When my Ninny heard about the spectacle, she just smiled and said, “Well, Baby, was that the song Jesus called you to sing?” 

“Yes ma’am,” I somberly replied.

“Then good for you,” she chuckled, “’cause he musta been wantin’ somebody to hear a country-western song that mornin’!  Why don’t you sing me a little touch of that so I can hear what it sounded like?”

The hellfire and brimstone themes of childhood still occasionally haunt me, and my current spiritual beliefs are now both quite different and eerily similar. The energy, life, and sense of connectedness during the worship I witnessed as a child still ring throughout my being. And I still treat Jesus to the occasional a Capella performance of “Delta Dawn.”

Author’s note: I'm almost positive some readers won't believe my memory was that vivid at such a young age.
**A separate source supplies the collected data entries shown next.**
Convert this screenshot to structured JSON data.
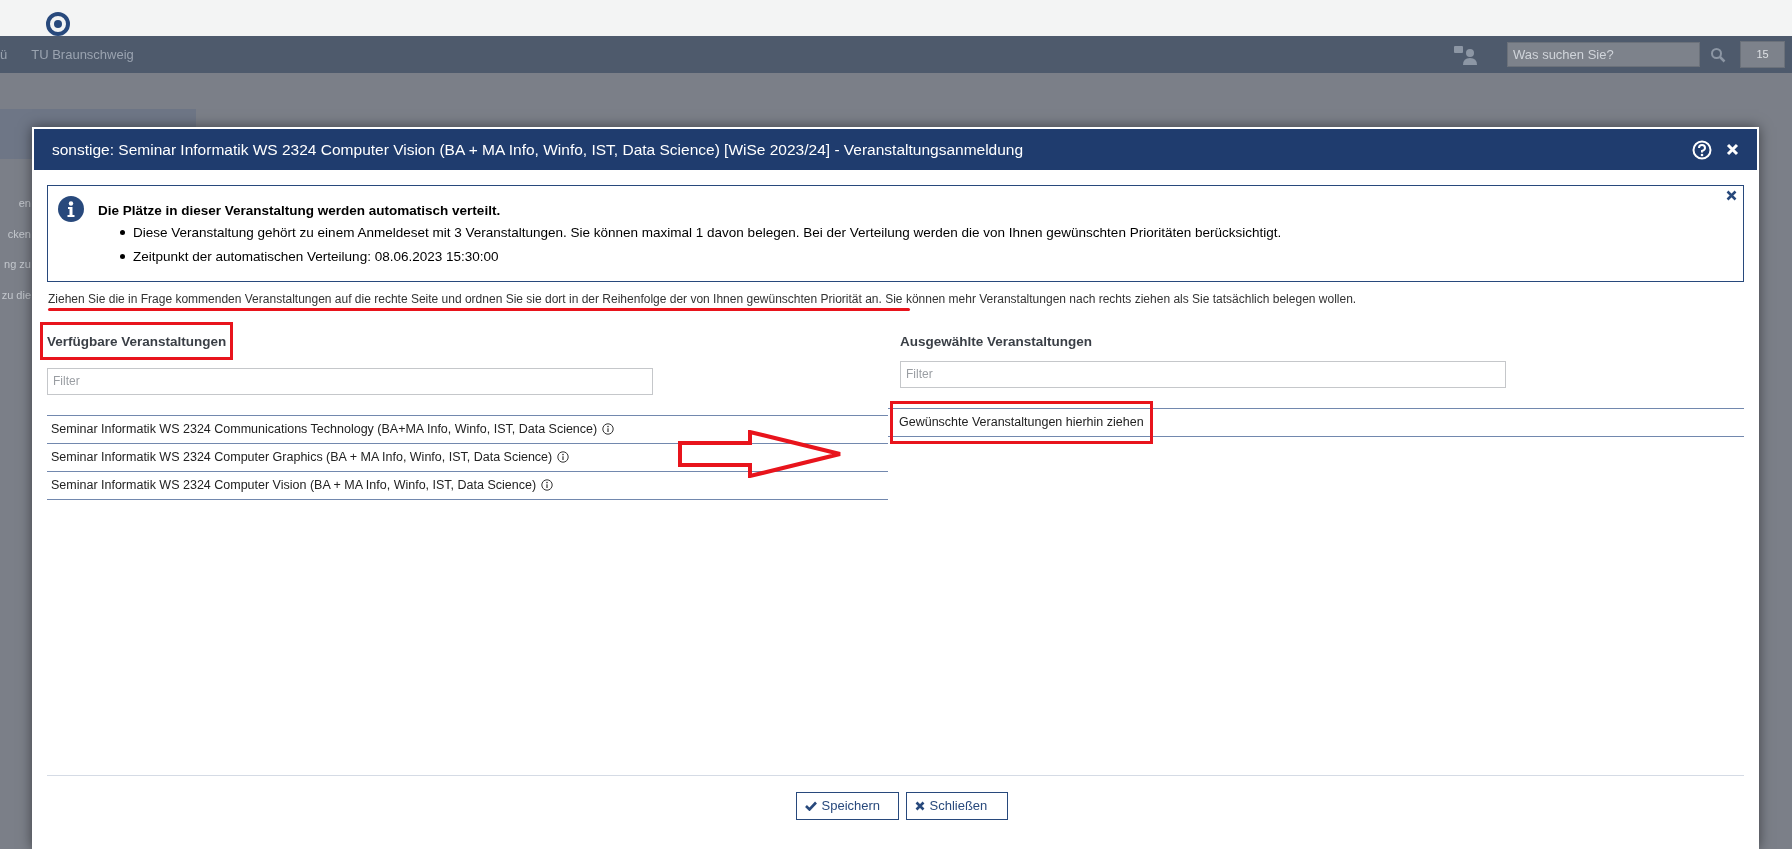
{
  "background": {
    "menu_fragment": "ü",
    "site_name": "TU Braunschweig",
    "search": {
      "placeholder": "Was suchen Sie?"
    },
    "counter": "15",
    "sidebar_fragments": [
      "en",
      "cken",
      "ng zu",
      "zu die"
    ]
  },
  "dialog": {
    "title": "sonstige: Seminar Informatik WS 2324 Computer Vision (BA + MA Info, Winfo, IST, Data Science) [WiSe 2023/24] - Veranstaltungsanmeldung",
    "info": {
      "heading": "Die Plätze in dieser Veranstaltung werden automatisch verteilt.",
      "bullets": [
        "Diese Veranstaltung gehört zu einem Anmeldeset mit 3 Veranstaltungen. Sie können maximal 1 davon belegen. Bei der Verteilung werden die von Ihnen gewünschten Prioritäten berücksichtigt.",
        "Zeitpunkt der automatischen Verteilung: 08.06.2023 15:30:00"
      ]
    },
    "instruction": "Ziehen Sie die in Frage kommenden Veranstaltungen auf die rechte Seite und ordnen Sie sie dort in der Reihenfolge der von Ihnen gewünschten Priorität an. Sie können mehr Veranstaltungen nach rechts ziehen als Sie tatsächlich belegen wollen.",
    "available": {
      "heading": "Verfügbare Veranstaltungen",
      "filter": {
        "placeholder": "Filter"
      },
      "items": [
        "Seminar Informatik WS 2324 Communications Technology (BA+MA Info, Winfo, IST, Data Science)",
        "Seminar Informatik WS 2324 Computer Graphics (BA + MA Info, Winfo, IST, Data Science)",
        "Seminar Informatik WS 2324 Computer Vision (BA + MA Info, Winfo, IST, Data Science)"
      ]
    },
    "selected": {
      "heading": "Ausgewählte Veranstaltungen",
      "filter": {
        "placeholder": "Filter"
      },
      "drop_hint": "Gewünschte Veranstaltungen hierhin ziehen"
    },
    "buttons": [
      {
        "label": "Speichern",
        "kind": "save"
      },
      {
        "label": "Schließen",
        "kind": "close"
      }
    ]
  }
}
I've been fielding the question my whole life. More than once I've had folks just flat-out tell me I couldn't possibly remember anything at that age. The memory is simply a memory that is only mine. This memory, and many others I've written about, in fact, were never talked about in my family, precisely because I had the audacity to embarrass my grandmother.

 
 

Emily Brown Murphrey holds doctoral degrees in law and psychology. She is a storyteller, writer, mixed-media artist, published poet, feminist, mother, activist, and a proud, displaced Southerner.  Born and raised in Etowah County, Alabama, she lives in Minneapolis, Minnesota.